“Bu gece hiç vakit kaybetmeden Kerh'in harabelerine git. Beşinci tepede oturup, yerde; “Bismillah, şeyh Abdulkadir’in niyetine, diyerek bir daire çiz. İyice karanlık basınca oradan çeşitli kılıktaki cinler sana görünüp geçecekler. Seher vakti olunca büyük bir debdebe ve tantana içinde onların kralları beraberinde birçok cin olduğu halde gelecek. Sana ne istediğini soracak. Ona, beni Abdulkadir gönderdi, diyerek kızının durumunu anlatırsın."
Bu tavsiye üzerine dediği yere gittim, bana tembih ettiklerini bir bir yaptım... İyice karanlık basınca baktım ki; korkunç manzaralı cinler bölük bölük gelmeye başladılar, fakat çizmiş olduğum daireden içeri giremedikleri için bana yaklaşamadılar. Neden sonra kralları büyük bir debdebe ve tantana içinde geldi ve “Ne istiyorsun söyle bakalım ?" dedi. Beni sana şeyh Abdulkadir gönderdi, dedim. Abdulkadir’in ismini duyunca hemen attan indi, yeri öptü. Yanındakilerle birlikte dairenin dışında oturdu ve sordu;
“Söyle bakalım benimle ne işin var?" dedi. Kendisine başımdan geçenleri anlatınca hemen yanındakilere;
-“Bunu hanginiz yaptı? Bunu kim yaptı?” diye çıkıştı.
-“Bilmiyoruz kimin yaptığını.” dediler.
-“Mutlaka biriniz yapmıştır bu işi!” diye bağırınca, “Mârid” adında bir cin, kızı yanına alarak meydana çıktı. “İşte ben kaçırdım kızı” dedi.

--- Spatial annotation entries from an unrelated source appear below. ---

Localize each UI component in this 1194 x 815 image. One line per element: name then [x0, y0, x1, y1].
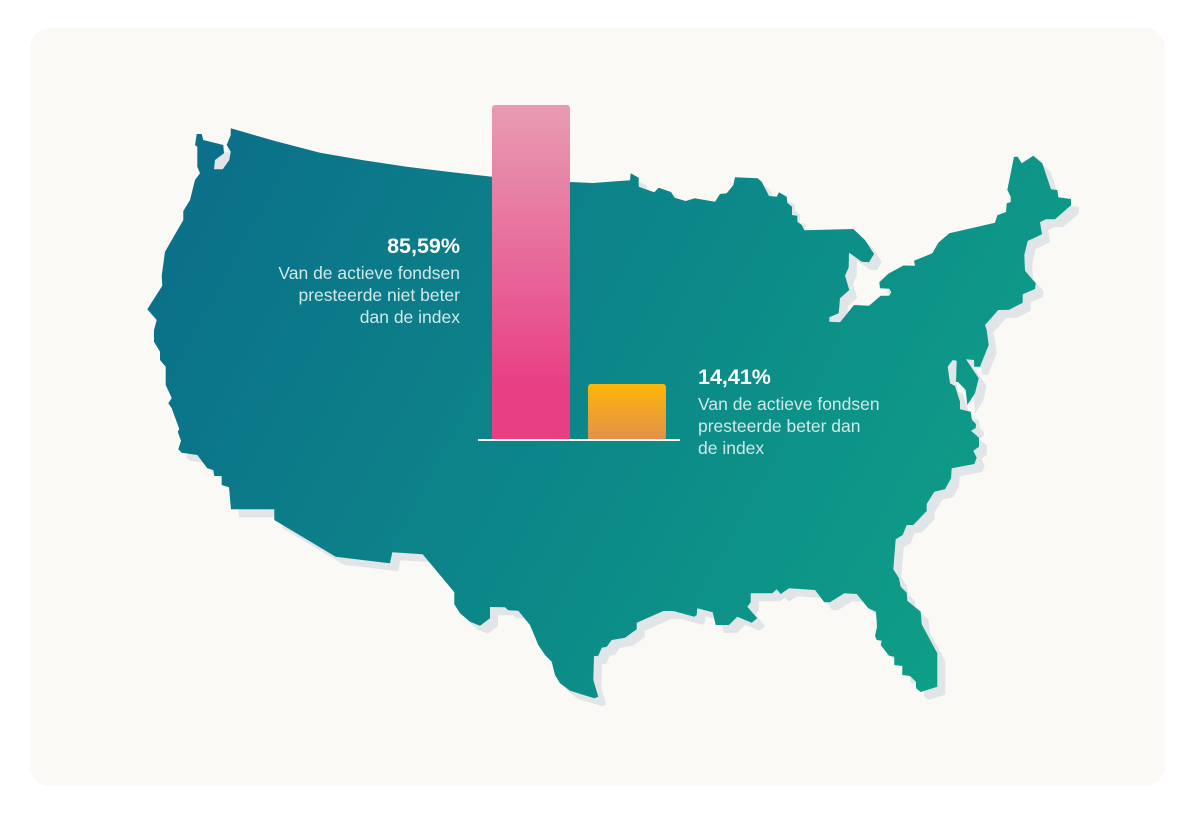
text block: 14,41%: [698, 365, 880, 458]
bar chart: [478, 105, 680, 441]
description: beter: presteerde beter dan: [698, 416, 860, 436]
description: beter: de index: [698, 438, 764, 458]
map shadow: [155, 136, 1079, 706]
description: niet beter: [278, 263, 460, 327]
description: niet beter: Van de actieve fondsen: [278, 263, 460, 283]
bar: beter dan de index 14,41%: [588, 384, 666, 440]
description: niet beter: presteerde niet beter: [298, 285, 460, 305]
description: beter: [698, 394, 880, 458]
value: 14,41%: 14,41%: [698, 365, 771, 389]
value: 85,59%: 85,59%: [387, 234, 460, 258]
description: beter: Van de actieve fondsen: [698, 394, 880, 414]
map shape: [147, 128, 1071, 698]
description: niet beter: dan de index: [360, 307, 460, 327]
text block: 85,59%: [278, 234, 460, 327]
bar: niet beter dan de index 85,59%: [492, 105, 570, 440]
chart baseline: [478, 439, 680, 441]
map of the United States: [147, 128, 1079, 706]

-“Neden yaptın ey “Marid” bu işi?” dedi.
-“Kız gayet güzeldi. Güzelliğine dayanamayıp ona aşık oldum da onun için kaçırdım, dedi. Bunun üzerine hemen;
-“Vurun şunun boynunu!" dedi ve bana kızımı teslim etti. Kendisine;
-“Bugüne kadar, senin gibi Abdulkadir’in emrine candan imtisal eden birini görmedim, deyince;
-“Bu nasıl olmasın ki; O, her gece evinden bakar, cinleri seyreder, cinler onu görünce korkularından sağa sola kaçışırlar. Allah (Celle Celalühü) sevdiği bir kulun emrine insanlardan ve cinlerden birçoklarını verir...” diye mukabele etti.